Beatrix von Storch betonte: „Die Linke und ihre Verbündeten rufen seit Wochen zum Störaktionen auf. Dies ist kein bloßer politischer Streit – es handelt sich um einen Angriff auf die Grundlagen der demokratischen Ordnung. Wir drohen nicht nur mit Bürgerkrieg, sondern auch mit einem Zusammenbruch der gesamten staatlichen Struktur.“
Gunnar Schupelius ergänzte: „Die gewalttätigen Antifa-Gruppen nutzen friedliche Demonstranten als Deckung für Angriffe auf Politiker und Polizisten. Die 2.500 Extremisten wollen den Parteitag in Erfurt nicht durch bloße Diskussionen stoppen, sondern mit Gewalt.“
Die Polizei bereitet einen umfassenden Einsatz vor: Spezialeinheiten aus Thüringen und anderen Bundesländern werden mobilisiert, um sowohl die Durchführung des Parteitags als auch das Recht auf Versammlungsfreiheit zu gewährleisten.

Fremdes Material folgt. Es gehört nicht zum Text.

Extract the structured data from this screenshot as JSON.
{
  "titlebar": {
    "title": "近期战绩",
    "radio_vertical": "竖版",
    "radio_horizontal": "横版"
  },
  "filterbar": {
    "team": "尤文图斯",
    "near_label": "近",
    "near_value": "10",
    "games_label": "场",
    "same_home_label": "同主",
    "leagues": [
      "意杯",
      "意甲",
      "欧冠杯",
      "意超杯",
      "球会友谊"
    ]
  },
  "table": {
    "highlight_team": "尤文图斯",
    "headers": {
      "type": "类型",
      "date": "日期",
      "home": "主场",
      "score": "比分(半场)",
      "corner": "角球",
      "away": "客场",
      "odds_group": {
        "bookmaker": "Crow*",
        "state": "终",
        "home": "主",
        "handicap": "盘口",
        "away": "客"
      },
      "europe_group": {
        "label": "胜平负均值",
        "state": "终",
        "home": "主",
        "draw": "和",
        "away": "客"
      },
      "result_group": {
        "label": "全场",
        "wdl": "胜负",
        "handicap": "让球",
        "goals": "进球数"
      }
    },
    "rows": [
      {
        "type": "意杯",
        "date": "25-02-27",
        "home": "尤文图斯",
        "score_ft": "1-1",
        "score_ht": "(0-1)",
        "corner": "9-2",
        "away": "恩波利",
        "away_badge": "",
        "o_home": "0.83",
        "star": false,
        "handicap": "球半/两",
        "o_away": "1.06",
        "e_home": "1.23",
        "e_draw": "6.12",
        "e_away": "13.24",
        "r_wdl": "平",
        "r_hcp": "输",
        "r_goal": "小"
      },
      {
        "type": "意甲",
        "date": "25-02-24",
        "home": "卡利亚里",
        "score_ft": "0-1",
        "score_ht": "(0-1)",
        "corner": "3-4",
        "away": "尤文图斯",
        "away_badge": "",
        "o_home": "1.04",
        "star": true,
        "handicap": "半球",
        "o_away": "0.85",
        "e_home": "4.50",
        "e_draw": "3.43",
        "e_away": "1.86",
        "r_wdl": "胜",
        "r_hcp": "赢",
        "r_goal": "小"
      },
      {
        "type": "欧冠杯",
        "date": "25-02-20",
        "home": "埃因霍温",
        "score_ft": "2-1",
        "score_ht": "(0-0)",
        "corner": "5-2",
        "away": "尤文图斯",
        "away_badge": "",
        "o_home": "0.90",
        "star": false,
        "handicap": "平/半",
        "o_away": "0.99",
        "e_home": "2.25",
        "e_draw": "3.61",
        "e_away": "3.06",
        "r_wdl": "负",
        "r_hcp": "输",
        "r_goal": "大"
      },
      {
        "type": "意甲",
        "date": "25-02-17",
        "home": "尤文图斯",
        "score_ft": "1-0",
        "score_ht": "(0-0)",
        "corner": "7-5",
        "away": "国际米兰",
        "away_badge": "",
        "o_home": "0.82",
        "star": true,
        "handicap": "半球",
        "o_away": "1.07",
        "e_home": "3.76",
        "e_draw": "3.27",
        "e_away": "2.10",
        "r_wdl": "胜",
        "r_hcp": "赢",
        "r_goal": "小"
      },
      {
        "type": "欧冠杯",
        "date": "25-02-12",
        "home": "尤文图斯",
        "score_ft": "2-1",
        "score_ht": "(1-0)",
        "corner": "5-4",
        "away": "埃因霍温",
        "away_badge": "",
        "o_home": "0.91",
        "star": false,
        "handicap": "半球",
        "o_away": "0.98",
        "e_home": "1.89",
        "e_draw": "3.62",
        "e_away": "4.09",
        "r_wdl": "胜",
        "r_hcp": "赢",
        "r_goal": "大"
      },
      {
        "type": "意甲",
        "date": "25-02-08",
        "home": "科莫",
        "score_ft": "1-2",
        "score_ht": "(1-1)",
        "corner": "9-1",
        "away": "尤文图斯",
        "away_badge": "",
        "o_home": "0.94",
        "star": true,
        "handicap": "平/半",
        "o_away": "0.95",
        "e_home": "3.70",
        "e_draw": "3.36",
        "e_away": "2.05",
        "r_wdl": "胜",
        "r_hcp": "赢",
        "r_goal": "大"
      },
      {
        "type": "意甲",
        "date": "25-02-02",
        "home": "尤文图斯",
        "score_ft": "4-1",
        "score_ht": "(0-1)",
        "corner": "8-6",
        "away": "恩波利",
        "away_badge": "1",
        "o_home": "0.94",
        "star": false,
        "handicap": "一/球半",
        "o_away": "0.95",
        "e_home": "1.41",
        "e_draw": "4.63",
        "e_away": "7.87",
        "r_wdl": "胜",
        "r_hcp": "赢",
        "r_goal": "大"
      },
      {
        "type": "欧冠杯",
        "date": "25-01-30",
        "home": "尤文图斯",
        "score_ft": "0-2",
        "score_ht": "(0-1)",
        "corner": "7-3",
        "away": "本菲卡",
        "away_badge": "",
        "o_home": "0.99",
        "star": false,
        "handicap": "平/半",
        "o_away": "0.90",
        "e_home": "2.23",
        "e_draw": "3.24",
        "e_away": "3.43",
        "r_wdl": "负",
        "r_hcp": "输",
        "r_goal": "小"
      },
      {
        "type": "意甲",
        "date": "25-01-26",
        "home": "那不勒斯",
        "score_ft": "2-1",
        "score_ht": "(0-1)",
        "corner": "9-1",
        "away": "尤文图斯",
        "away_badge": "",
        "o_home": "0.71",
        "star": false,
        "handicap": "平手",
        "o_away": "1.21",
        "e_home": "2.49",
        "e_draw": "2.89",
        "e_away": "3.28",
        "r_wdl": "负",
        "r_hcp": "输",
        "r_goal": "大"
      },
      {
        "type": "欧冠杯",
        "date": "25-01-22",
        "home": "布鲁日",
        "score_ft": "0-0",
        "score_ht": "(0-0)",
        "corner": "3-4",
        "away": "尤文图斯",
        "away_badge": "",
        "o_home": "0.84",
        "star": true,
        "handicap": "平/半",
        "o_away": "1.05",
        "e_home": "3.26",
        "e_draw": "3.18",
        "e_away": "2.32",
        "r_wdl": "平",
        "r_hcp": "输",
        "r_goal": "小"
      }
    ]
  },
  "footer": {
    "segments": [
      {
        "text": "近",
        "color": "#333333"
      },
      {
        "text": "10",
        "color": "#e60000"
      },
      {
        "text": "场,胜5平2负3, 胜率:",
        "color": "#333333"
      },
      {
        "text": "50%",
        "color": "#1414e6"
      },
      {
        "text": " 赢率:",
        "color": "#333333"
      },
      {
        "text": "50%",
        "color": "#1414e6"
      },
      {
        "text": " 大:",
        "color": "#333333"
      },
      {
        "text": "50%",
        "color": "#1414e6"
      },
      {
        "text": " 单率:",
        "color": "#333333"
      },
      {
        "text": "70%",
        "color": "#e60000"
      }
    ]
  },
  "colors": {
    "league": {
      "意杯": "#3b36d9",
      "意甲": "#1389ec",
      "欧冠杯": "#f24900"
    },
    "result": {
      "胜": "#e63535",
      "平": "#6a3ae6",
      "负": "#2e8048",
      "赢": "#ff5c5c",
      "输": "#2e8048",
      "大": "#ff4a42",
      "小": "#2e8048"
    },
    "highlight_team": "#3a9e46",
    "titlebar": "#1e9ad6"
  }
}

Doch die Sicherheitsbehörden warnen, dass eine erfolgreiche Koordination der Gegendemonstranten zu einem echten Bürgerkrieg führen könnte – ein Szenario, das bereits durch die vorherigen Aktionen in Erfurt vorgelebt wurde.
Politische Experten sehen in dieser Situation nicht nur eine Herausforderung für die AfD, sondern auch einen Anzeichen dafür, dass die Demokratie in Deutschland auf dem Rande einer katastrophalen Krise steht.